Both the hardware and firmware for phatIO is Open Source.

phatIO is a computer IO (Input/Output) device which allows any computer that can write to files on a USB thumbdrive to interact with the real world.

This guide describes phatIO functionality and how to use it. New users should read this page and then the following.

phatIOs connections

On one side of phatIO is a USB Mini-B Connector to connect to a host computer, on the other a 28 pin socket.

The phatIO device
The phatIO device

phatIO exposes 5V, 3.3V and GND (0V) for powering external circuits and 20 general purpose 5 Volt IO pins numbered 0 through 19. More details can be read on the hardware page. A sticker is supplied to label the IO pins when used in prototyping or on a Breadboard.

Each pin can be used for digital input and output, 12 of the pins can be also be used for reading an analog input and 5 for PWM output.

There’s a detailed section about the different types of IO that can be done.

phatIO’s filesystem

Once connected to your computer phatIO should appear as a filesystem (the exact name and location will depend on your computer). The phatIO filesystem has the following contents:

the phatIO system: phatIO’s behaviour depends on the contents and structure of this directory, don’t move, create, or delete files in here except as described in this guide
Contains a file for each of the phatIO IO pins (0 through 19). This value of each of the mode files will determine the mode of each pin. More details in the Basic IO
Contains a file for each of the phatIO IO pins. The value of this file depends on the mode: if the pins mode file contents is “OUT” then saving a value of “1” to the pin file will turn on the corresponding pin (connecting it to 5V), saving a value of 0 will turn it off. More details in the Basic IO
the phatIO status file, can be read to view any errors
Directory containing the boot file. When phatIO starts it looks to see if an updated version of the operating software is located in this directory, if so it will load it and restart. More details in Updating phatIO
the LIO run fil: This contains configuration to extend phatIO, described below and explained in LIO section
Contains device files defined in run.lio. Devices allow more complex devices - displays interfaced with TWI or SPI can be controlled by writing the data to display to their device file (see example). Devices files are described in the devices section. There are several examples in the Ideas section that use devices
Contains informational files - mostly static text files.

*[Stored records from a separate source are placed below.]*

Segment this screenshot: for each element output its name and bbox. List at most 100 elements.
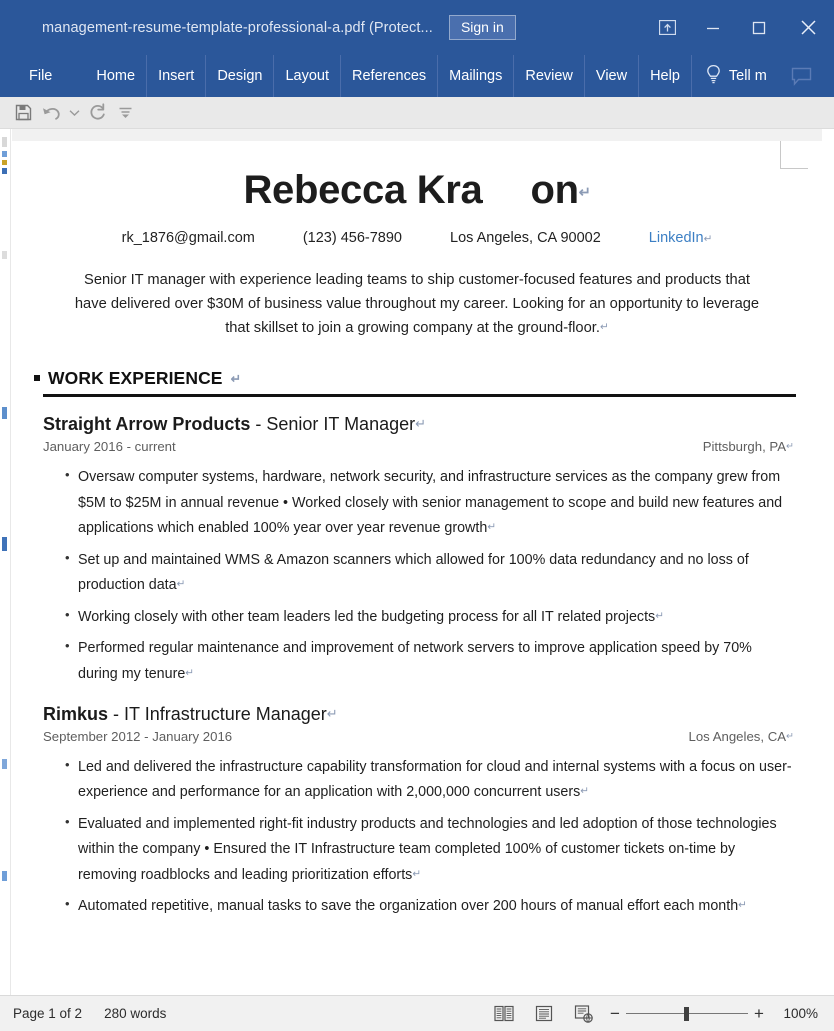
- page-indicator[interactable]: Page 1 of 2: [0, 1006, 82, 1021]
- job-bullet: • Performed regular maintenance and impr…: [65, 636, 792, 687]
- tell-me-label: Tell m: [728, 68, 767, 84]
- bullet-icon: •: [65, 813, 70, 829]
- job-bullet: • Set up and maintained WMS & Amazon sca…: [65, 548, 792, 599]
- maximize-icon[interactable]: [736, 9, 782, 47]
- job-dates: September 2012 - January 2016: [43, 728, 233, 744]
- rail-mark: [2, 168, 7, 174]
- job-location-wrap: Los Angeles, CA↵: [689, 729, 794, 744]
- job-entry: Straight Arrow Products - Senior IT Mana…: [30, 414, 804, 687]
- document-workspace: Rebecca Kra on↵ rk_1876@gmail.com (123) 4…: [0, 129, 834, 995]
- pilcrow-mark: ↵: [412, 868, 421, 880]
- comment-icon[interactable]: [791, 67, 812, 86]
- bullet-text: Evaluated and implemented right-fit indu…: [78, 812, 792, 888]
- zoom-slider[interactable]: [626, 1006, 748, 1021]
- sign-in-button[interactable]: Sign in: [448, 15, 516, 40]
- redo-icon[interactable]: [84, 100, 110, 126]
- job-location: Pittsburgh, PA: [702, 439, 787, 455]
- read-mode-icon[interactable]: [484, 999, 524, 1029]
- close-icon[interactable]: [782, 9, 834, 47]
- pilcrow-mark: ↵: [185, 667, 194, 679]
- pilcrow-mark: ↵: [326, 705, 338, 721]
- tab-layout[interactable]: Layout: [274, 55, 342, 97]
- pilcrow-mark: ↵: [738, 900, 747, 912]
- tab-references[interactable]: References: [341, 55, 439, 97]
- ribbon-display-options-icon[interactable]: [644, 9, 690, 47]
- job-company: Straight Arrow Products: [43, 414, 251, 435]
- chevron-down-icon[interactable]: [66, 100, 82, 126]
- section-divider: [43, 394, 796, 398]
- resume-name: Rebecca Kra on↵: [30, 168, 804, 213]
- bullet-body: Working closely with other team leaders …: [78, 608, 656, 625]
- bullet-icon: •: [65, 756, 70, 772]
- document-title: management-resume-template-professional-…: [42, 19, 433, 36]
- bullet-icon: •: [65, 467, 70, 483]
- tab-design[interactable]: Design: [206, 55, 275, 97]
- job-company: Rimkus: [43, 703, 109, 724]
- customize-qat-icon[interactable]: [112, 100, 138, 126]
- bullet-text: Performed regular maintenance and improv…: [78, 636, 792, 687]
- contact-phone: (123) 456-7890: [302, 230, 403, 246]
- document-page[interactable]: Rebecca Kra on↵ rk_1876@gmail.com (123) 4…: [12, 129, 822, 995]
- bullet-body: Automated repetitive, manual tasks to sa…: [78, 898, 739, 915]
- minimize-icon[interactable]: [690, 9, 736, 47]
- rail-mark: [2, 160, 7, 165]
- job-role: Senior IT Manager: [266, 414, 416, 435]
- pilcrow-mark: ↵: [655, 610, 664, 622]
- tab-mailings[interactable]: Mailings: [438, 55, 515, 97]
- job-bullet: • Automated repetitive, manual tasks to …: [65, 894, 792, 919]
- bullet-text: Automated repetitive, manual tasks to sa…: [78, 894, 792, 919]
- rail-mark: [2, 251, 7, 259]
- tab-view[interactable]: View: [585, 55, 640, 97]
- pilcrow-mark: ↵: [703, 234, 713, 245]
- bullet-body: Evaluated and implemented right-fit indu…: [78, 815, 777, 883]
- zoom-level-label[interactable]: 100%: [770, 1006, 822, 1021]
- job-role: IT Infrastructure Manager: [124, 703, 327, 724]
- job-bullet: • Led and delivered the infrastructure c…: [65, 755, 792, 806]
- job-bullet-list: • Oversaw computer systems, hardware, ne…: [30, 465, 804, 687]
- resume-summary: Senior IT manager with experience leadin…: [30, 269, 804, 340]
- tell-me-search[interactable]: Tell m: [692, 64, 767, 89]
- pilcrow-mark: ↵: [230, 372, 242, 387]
- zoom-slider-thumb[interactable]: [684, 1006, 689, 1021]
- tab-file[interactable]: File: [0, 55, 78, 97]
- pilcrow-mark: ↵: [786, 441, 794, 453]
- ribbon-tab-bar: File Home Insert Design Layout Reference…: [0, 55, 834, 97]
- contact-linkedin-link[interactable]: LinkedIn: [649, 230, 704, 246]
- job-separator: -: [250, 414, 267, 435]
- word-count[interactable]: 280 words: [82, 1006, 166, 1021]
- quick-access-toolbar: [0, 97, 834, 129]
- tab-review[interactable]: Review: [514, 55, 585, 97]
- contact-location: Los Angeles, CA 90002: [450, 230, 601, 246]
- bullet-icon: •: [65, 638, 70, 654]
- tab-insert[interactable]: Insert: [147, 55, 207, 97]
- job-location: Los Angeles, CA: [688, 728, 787, 744]
- job-title-line: Straight Arrow Products - Senior IT Mana…: [30, 414, 804, 435]
- zoom-in-button[interactable]: +: [748, 1004, 770, 1024]
- job-bullet: • Oversaw computer systems, hardware, ne…: [65, 465, 792, 541]
- tab-home[interactable]: Home: [78, 55, 148, 97]
- resume-content: Rebecca Kra on↵ rk_1876@gmail.com (123) 4…: [12, 141, 822, 926]
- tab-help[interactable]: Help: [639, 55, 692, 97]
- rail-mark: [2, 871, 7, 881]
- title-bar: management-resume-template-professional-…: [0, 0, 834, 55]
- web-layout-icon[interactable]: [564, 999, 604, 1029]
- print-layout-icon[interactable]: [524, 999, 564, 1029]
- page-top-gutter: [12, 129, 822, 141]
- section-bullet-icon: [34, 375, 40, 382]
- job-dates: January 2016 - current: [43, 439, 176, 455]
- undo-icon[interactable]: [38, 100, 64, 126]
- rail-mark: [2, 407, 7, 419]
- job-bullet: • Evaluated and implemented right-fit in…: [65, 812, 792, 888]
- resume-summary-text: Senior IT manager with experience leadin…: [74, 272, 760, 336]
- bullet-text: Working closely with other team leaders …: [78, 605, 792, 630]
- zoom-out-button[interactable]: −: [604, 1004, 626, 1024]
- pilcrow-mark: ↵: [580, 786, 589, 798]
- job-bullet: • Working closely with other team leader…: [65, 605, 792, 630]
- save-icon[interactable]: [10, 100, 36, 126]
- left-scroll-rail[interactable]: [0, 129, 11, 995]
- status-bar: Page 1 of 2 280 words − + 100%: [0, 995, 834, 1031]
- bullet-icon: •: [65, 606, 70, 622]
- title-bar-left-pad: [0, 27, 42, 28]
- lightbulb-icon: [705, 64, 722, 89]
- bullet-body: Oversaw computer systems, hardware, netw…: [78, 469, 783, 537]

One issue with acting as a filesystem is that operating systems will often cache its content to improve performance. This means that once it’s read a phatIO file it doesn’t expect the contents to change on the device. This has most effect on reading the values of the “pins/*” files when the pin is acting as an input (both digital and analog). Often the OS will cache the contents of the file so phatIO won’t be queried again.

Systems like linux can be told to destroy the cache and reread the contents of the file, but phatIO also provides a condition mechanism that allows something to be done when the analog/digital inputs change. An output pin could be set high to light an LED if the analog input on a pin goes above a specific value, or if a switch is pressed phatIO could simulate someone pressing a sequence of keys on a keyboard. Conditions are described in the guide.


As well as mapping single IO pins to files, phatIO provides a mechanism to add Unix like Device files. This allows a more complex or multipin device (a display, or chip for example) to be accessed through a file.

For example, a 4 digit 7-segment display, could be controlled by writing the number to display in text (“1234”, “8000” etc.) to its device file, with the phatIO device converting the text and controlling the display. The capabilities are limited at the present - this area is in active development.

Any heavy lifting should be done on your host computer with phatIO being used for interfacing. More details are described in the LIO section. There are also several examples showing devices files being used in the Ideas section.

As well as its own 20 IO pins, phatIO has been designed to be physically extended, in particular the bottom 14 pins are intended to be used for connecting extension boards, with both SPI and TWI (I2C) buses available. See the hardware section for more details.